I've never advocated capital punishment or war / killing but NOW I believe these evils and their sponsors are committing treason and should be put to death (can't remember exactly but it went something like "give me liberty or give me death)
 
 
0 # Hooligan 2011-08-29 01:55
I have also hand carried my mail-in-ballot to the Registar's office since then. I live in Calif. & just a few of us (about 20 people) met to decide what to do. 4 or five of us went to the capital & talked with candidates for Sec. of State. Debra Bowen said she would investigate the voting machines & de-certify any that had "problems." We worked hard to elect her. She won and de-certified almost all the machines. We also now have paper ballots, although each (precinct?) has to have one machine for the disabled. Our group also went a few times to the County Bd. of Supervisors concerning who was going to be appointed as Reg. of Voters in our county. I was surprised myself at how much a few people can accomplish.
 
 
+2 # rf 2011-08-25 03:41
All the nice republican bumpsters are wondering where the retirements went and simultaneously protecting the guys like this that disappeared it for them. Good ole edicated Amaricans.
 
 
+7 # Tzul el Chapin 2011-08-25 04:48
The lesson we are teaching our youth is to steal very big if you are going to steal. Only the pikers do jail time. The big guys get invited to the White House.
 
 
+3 # william croke 2011-08-25 08:35
Blankfein and his cohorts at trhis company should be put in jail!! PRONTO!!!
 
 
+3 # Viejo 2011-08-25 09:09
I can understand the sound and fury over the probability that (if he is prosecuted at all) he will get a tender pinch on the wrist. But what has and will continue to infuriate me is that after 3 years this is the ONLY ONE?? Maybe I've wrong about that but it sure seems like it.
 
 
+2 # Viejo 2011-08-25 09:16
Ya know, Eliot Spitzer was doin' a pretty good job of beatin' on these guys in NY but he didn't meet the Evangelical Purity Test so he was drummed out of office. If he promises to keep his pants zipped do ya think the GOP would run him for Prez?
 
 
+3 # TrueAmericanPatriot 2011-08-25 17:17
Line 'em up, LOCK 'EM up, WELD their cell doors SHUT, and throw away the keys!

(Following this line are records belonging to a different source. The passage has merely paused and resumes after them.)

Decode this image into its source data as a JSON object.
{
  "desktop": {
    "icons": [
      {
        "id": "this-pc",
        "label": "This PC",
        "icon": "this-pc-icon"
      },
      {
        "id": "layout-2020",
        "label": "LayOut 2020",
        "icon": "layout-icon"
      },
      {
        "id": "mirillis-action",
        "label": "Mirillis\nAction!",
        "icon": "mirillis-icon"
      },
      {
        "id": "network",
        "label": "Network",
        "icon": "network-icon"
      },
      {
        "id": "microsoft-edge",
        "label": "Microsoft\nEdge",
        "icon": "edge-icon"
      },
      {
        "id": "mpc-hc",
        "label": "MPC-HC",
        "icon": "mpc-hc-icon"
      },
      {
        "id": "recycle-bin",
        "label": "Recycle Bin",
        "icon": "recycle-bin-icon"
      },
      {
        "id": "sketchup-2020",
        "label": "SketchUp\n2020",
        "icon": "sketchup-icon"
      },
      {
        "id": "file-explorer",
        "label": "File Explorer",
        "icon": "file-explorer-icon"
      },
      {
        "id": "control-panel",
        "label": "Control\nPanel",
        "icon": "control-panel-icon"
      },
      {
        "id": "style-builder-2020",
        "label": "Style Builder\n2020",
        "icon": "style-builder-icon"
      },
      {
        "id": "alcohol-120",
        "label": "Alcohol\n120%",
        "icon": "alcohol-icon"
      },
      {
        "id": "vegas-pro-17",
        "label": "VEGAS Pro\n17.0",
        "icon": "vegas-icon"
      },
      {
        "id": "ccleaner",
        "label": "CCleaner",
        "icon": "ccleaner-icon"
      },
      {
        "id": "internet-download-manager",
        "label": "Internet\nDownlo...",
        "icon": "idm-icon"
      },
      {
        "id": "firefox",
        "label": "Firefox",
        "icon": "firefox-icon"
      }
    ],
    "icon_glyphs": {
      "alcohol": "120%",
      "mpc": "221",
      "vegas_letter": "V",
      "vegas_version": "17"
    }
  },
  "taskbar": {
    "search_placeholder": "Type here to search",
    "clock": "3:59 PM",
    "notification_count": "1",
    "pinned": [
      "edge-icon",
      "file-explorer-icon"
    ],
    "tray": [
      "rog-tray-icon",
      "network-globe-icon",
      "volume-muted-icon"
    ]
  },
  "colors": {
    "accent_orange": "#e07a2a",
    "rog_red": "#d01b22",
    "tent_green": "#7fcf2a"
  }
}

Even THAT would be too good for these greedy free-lance criminals. Let's pray that Blankenfein will be the FIRST OF MANY!
 
 
+1 # edensasp 2011-08-25 21:15
"Could Blankfein Face Prison?"

Only if his town car happens upon one in traffic.
 
 
0 # Unca Mikey 2011-08-27 03:09
I wanna puke. We have no control over this human scum.
 
 
0 # The Saint 2011-08-28 11:19
You mean "Could Blankface Feign prison?"